David Rousseau, budget and tax analyst at New Jersey Policy Perspective, said if you add that number to the $250 million gap left at the end of the fiscal 2012 budget, the state has nearly eaten through the $650 million surplus built into the budget.
Rousseau said the state's balanced budget requirement often forces midyear adjustments by governors, which typically are timed with governors' February budget addresses — but Rosseau said New Jersey might need a cash infusion sooner than that.
"By February, when the governor does his budget message for 2014, he's got to true up 2013," said Rousseau, who was treasurer under Gov. Jon S. Corzine. "The question becomes, will he have to do something earlier than that?"
The answer to that question could depend a lot on Sandy. In its initial tally of storm-related expenses, the administration totaled lost revenue at $90 million, Rousseau said.
Joseph Seneca, an economist at the Bloustein School of Public Policy at Rutgers University, said sales tax revenues likely took a big hit when the storm brought economic activity in much of the state to a halt for days.
"It's a significant blow to the state that will show up in sales tax and may show up in income tax revenues, because people were out of work," he said.
As the recovery takes hold, Seneca said the state could see a bump in taxes due to new car sales, home repairs and other services.
"The net effect is probably going to be a boost to tax revenue — but that lies ahead and the immediate impacts are probably on balance negative," Seneca said.
Seneca said the state could see revenues increase in the first and second quarters of next year due to rebuilding-related expenditures, and that rebuilding bump may extend into the next fiscal year, as well.
The storm could also potentially affect one bright spot thus far this fiscal year — income tax revenue.
"As I read it, income tax revenues have been pretty solid, but again, that's going into the hurricane," Seneca said. "You have effects from (the hurricane) on employment and income and then this unknown effect of anticipating the fiscal cliff."
Even if the Sandy rebuilding process proves an economic boon in the long term, it's not yet clear what effect it will have on the prospects for an income tax cut in the current fiscal year.
Michael Egenton, senior vice president for government relations at the New Jersey State Chamber of Commerce, said he's still holding out hope that a tax cut could materialize.
"We've been supportive of the income tax cut, and we remain hopeful and optimistic that there still may be something that develops," he said. "Because certainly businesses can use it, and the economy is still sputtering along."
Brogan, at NJBIA, said his group is hoping the murky revenue picture doesn't derail implementation of hard-fought victories like the reduction in minimum filing fees for S corporations and the phase out of the Transitional Energy Facilities Assessment, which could save companies 3 percent to 4 percent on their energy bills.
"What's here today can be gone tomorrow," Brogan said. "What we don't want to happen is any backtracking."
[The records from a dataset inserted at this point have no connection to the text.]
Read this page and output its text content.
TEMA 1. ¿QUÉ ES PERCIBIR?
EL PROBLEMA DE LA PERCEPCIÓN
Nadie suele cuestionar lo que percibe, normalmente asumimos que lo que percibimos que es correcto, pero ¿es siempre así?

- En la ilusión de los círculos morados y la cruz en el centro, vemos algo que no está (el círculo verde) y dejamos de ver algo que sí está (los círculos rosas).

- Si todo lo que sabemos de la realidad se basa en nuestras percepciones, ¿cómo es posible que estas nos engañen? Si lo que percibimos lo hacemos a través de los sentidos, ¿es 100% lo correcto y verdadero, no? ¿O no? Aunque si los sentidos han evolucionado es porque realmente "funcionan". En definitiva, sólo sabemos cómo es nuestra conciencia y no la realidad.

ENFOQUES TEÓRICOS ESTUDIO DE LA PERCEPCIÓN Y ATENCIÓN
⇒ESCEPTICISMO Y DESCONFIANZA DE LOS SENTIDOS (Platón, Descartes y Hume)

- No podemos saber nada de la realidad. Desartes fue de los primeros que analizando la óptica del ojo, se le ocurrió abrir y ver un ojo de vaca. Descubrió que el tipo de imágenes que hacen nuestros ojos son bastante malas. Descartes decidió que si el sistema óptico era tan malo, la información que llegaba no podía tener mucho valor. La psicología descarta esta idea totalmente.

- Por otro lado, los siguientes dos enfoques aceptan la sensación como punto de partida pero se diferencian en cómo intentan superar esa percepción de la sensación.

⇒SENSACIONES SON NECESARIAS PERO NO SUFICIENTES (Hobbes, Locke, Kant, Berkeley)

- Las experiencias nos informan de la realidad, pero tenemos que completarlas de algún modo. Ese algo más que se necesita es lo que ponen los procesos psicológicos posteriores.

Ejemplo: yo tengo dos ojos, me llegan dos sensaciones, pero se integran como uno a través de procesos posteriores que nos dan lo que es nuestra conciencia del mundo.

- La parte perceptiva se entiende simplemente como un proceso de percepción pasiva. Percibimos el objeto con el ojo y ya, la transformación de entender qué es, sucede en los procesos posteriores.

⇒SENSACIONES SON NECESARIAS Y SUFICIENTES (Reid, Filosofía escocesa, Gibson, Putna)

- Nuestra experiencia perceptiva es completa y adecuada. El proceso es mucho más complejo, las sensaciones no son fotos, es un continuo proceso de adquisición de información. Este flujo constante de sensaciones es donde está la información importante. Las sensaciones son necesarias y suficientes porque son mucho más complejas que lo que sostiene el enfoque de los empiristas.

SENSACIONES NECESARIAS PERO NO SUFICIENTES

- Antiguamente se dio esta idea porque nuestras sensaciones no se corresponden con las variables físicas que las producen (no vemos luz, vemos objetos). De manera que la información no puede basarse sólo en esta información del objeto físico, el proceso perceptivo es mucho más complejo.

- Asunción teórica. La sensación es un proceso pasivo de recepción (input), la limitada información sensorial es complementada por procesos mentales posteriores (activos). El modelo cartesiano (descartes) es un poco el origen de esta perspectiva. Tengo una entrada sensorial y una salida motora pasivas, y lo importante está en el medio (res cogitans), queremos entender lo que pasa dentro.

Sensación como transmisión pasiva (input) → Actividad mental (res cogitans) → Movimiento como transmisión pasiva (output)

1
Egenton said the rebuilding process will be a long one, with many questions and proposals. He said decisions going forward need to be made with one eye on the bottom line.
"The best way to move forward is listen to the suggestions or recommendations and weigh them as to what's more important, what's critical to get the state up and running," he said. "And then, of course, everything needs to be in the context of what we can afford."